The current building, an A-grade office tower owned by Australian real estate investment trust Dexus, which manages a $26.5 billion property portfolio, was originally put up for sale in 2014 but withdrawn after a $400 million offer didn’t go ahead. The company then announced it would retain ownership of the tower, on the corner of Elizabeth, Park and Castlereagh streets, at the main entrance to the CBD from the city’s eastern suburbs.
Dexus now plans to demolish the tower and replace it with a 14-level podium that takes up much of the site and a much taller tower, to house a 350-room luxury hotel, retail space and apartments, including four levels of basement parking. The design has been done by architects Francis-Jones Morehen Thorp.
A Dexus spokesperson said, “The project proposal has undergone a considerable consultation process and gained the support of the majority of stakeholders. This development is part of the modernisation of any major city and we’ve been mindful of achieving a high quality urban outcome that is respectful of the council’s vision for the city and the building’s neighbours.
“While any development will have a vocal minority, we have taken on board the feedback of council and neighbouring residents in our revised proposal.”
But residents close to the site say the existing tower, constructed in 1978, prior to the Environmental Planning and Assessment Act 1979, and before the recognition of the importance of Hyde Park and the introduction of policies to prevent overshadowing and the blocking of sunlight, should never have been permitted.
Accountant Kay Redpath, who has lived in the area for 25 years, said the building the locals had nicknamed ‘Battlestar Galactica’ was “out of character with other developments and significantly overshadows the Anzac Memorial in particular and is vastly excessive and invasive to people’s enjoyment of Hyde Park.
“But the proposed tower was a terrible, terrible shock. It projects higher than the sun access plane for at least 65 or 70 per cent of its mass. It will overshadow Hyde Park almost to the boundary of Liverpool Street, affecting both the Anzac Memorial and the Aboriginal Memorial.

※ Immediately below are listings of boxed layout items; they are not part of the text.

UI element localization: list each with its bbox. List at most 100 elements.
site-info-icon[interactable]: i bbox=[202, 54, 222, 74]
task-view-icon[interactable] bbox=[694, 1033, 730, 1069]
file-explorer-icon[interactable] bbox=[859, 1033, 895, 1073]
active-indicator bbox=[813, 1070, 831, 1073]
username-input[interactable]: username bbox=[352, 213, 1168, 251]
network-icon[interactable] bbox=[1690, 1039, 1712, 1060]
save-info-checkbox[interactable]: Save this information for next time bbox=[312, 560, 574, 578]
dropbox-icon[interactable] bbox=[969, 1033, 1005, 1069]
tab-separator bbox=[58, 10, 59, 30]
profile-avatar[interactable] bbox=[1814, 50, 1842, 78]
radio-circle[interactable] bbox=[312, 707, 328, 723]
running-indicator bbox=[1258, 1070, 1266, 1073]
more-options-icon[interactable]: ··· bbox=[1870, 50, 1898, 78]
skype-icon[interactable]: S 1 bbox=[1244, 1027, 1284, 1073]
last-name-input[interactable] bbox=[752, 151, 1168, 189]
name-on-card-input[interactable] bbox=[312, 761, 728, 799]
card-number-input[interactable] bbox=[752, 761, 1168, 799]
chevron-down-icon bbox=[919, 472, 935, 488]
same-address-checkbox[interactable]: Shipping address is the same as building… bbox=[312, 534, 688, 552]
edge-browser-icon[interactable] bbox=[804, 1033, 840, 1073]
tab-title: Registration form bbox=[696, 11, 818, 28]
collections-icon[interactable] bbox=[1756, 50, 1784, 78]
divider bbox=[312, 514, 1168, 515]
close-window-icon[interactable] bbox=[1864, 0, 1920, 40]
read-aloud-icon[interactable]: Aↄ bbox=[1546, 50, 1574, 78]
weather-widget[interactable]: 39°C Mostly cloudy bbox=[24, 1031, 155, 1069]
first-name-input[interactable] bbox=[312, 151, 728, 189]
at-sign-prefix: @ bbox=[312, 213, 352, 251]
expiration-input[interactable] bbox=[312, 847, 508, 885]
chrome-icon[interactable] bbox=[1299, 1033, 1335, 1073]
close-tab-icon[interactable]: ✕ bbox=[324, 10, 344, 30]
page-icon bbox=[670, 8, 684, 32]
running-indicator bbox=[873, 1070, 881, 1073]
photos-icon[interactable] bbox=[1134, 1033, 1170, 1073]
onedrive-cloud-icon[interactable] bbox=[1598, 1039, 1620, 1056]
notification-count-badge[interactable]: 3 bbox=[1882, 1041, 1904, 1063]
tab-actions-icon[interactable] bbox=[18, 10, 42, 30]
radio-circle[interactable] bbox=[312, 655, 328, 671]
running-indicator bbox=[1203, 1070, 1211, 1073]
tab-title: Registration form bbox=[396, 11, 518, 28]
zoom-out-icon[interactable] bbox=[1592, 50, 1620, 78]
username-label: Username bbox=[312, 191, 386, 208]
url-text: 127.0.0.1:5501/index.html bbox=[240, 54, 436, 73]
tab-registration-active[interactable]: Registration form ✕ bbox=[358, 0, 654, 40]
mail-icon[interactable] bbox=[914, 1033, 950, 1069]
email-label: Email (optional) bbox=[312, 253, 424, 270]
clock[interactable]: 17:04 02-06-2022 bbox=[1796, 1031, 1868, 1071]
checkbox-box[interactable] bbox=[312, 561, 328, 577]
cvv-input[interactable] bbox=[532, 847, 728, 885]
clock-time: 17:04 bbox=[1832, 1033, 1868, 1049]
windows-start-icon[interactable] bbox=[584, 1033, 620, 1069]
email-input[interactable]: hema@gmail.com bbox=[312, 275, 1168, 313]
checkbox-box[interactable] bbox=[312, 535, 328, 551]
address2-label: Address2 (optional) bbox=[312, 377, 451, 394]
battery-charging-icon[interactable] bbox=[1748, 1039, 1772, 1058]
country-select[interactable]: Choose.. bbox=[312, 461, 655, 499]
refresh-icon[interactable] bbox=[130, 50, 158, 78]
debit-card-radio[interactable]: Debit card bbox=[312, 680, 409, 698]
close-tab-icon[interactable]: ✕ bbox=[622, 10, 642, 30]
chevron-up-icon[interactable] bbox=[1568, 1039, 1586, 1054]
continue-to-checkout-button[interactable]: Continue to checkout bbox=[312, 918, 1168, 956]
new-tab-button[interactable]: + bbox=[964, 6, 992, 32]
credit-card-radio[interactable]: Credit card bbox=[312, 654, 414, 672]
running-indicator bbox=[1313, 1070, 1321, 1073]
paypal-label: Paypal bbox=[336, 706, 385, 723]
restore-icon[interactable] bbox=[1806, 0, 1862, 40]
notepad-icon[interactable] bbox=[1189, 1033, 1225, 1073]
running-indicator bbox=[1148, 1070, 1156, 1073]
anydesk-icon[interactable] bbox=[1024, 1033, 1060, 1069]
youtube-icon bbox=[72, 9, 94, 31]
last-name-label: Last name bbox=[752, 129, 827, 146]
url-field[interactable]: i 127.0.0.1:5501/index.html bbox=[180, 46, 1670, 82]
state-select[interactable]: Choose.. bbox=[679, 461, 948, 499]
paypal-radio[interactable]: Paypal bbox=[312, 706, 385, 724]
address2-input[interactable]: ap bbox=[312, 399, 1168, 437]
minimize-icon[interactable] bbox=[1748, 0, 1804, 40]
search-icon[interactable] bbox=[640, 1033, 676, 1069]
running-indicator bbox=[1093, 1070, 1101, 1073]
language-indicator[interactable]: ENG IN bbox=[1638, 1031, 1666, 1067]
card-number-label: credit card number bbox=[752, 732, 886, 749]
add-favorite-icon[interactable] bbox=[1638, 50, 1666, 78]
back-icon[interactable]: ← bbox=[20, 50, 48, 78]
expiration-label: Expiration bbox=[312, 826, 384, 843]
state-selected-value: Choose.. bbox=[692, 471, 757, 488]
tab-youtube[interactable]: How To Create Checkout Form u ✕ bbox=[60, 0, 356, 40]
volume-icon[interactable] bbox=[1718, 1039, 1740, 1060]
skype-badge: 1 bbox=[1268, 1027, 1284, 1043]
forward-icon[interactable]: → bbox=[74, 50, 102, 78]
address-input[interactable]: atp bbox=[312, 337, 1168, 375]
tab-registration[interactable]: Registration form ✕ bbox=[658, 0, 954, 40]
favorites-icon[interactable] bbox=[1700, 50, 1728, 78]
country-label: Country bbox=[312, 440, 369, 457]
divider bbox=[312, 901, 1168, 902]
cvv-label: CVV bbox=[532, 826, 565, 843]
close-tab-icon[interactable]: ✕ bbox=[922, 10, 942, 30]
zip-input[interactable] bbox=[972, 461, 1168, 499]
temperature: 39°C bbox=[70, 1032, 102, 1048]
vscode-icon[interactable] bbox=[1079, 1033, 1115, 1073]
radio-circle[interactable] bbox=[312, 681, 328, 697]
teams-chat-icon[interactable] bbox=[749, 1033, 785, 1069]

This should definitely go back to the planning minister.”
A petition with more than 520 signatures opposing the new building and asking for Planning Minister Anthony Roberts to intervene has also been submitted to the Attorney-General’s office, as well as complaints about the public consultation process.
Unit owners in the Victoria Tower building said they did not receive any correspondence from Dexus, discovering later that letters were addressed wrongly to a different building number on the street. Residents at the Park Regis building and other towers along Pitt Street also said they had received no notification of the development application.
“We believe the current tower was approved because of an anomaly in the planning laws and now this application is taking advantage of that to ask for a much bigger height and a bigger footprint,” said resident Shauna Jarrett, 55, a solicitor. “But this proposed tower would completely destroy the amenity of the area.
“As well as its effect on Hyde Park and its neighbours, it will also ruin the entrance to the city from William Street with that light, those views towards the Town Hall and the wonderful wide open sky. It’ll instead create a narrow, blocked off corridor and it’ll be too late then to do anything about it.”
A City of Sydney spokesperson said that the development application would be considered at the Central Sydney Planning Committee meeting at Town Hall on Thursday evening.
“While this is a State Significant Development, the Minister for Planning delegated consent authority to the City,” she said. “As the DA has not been assessed yet we are unable to comment further.”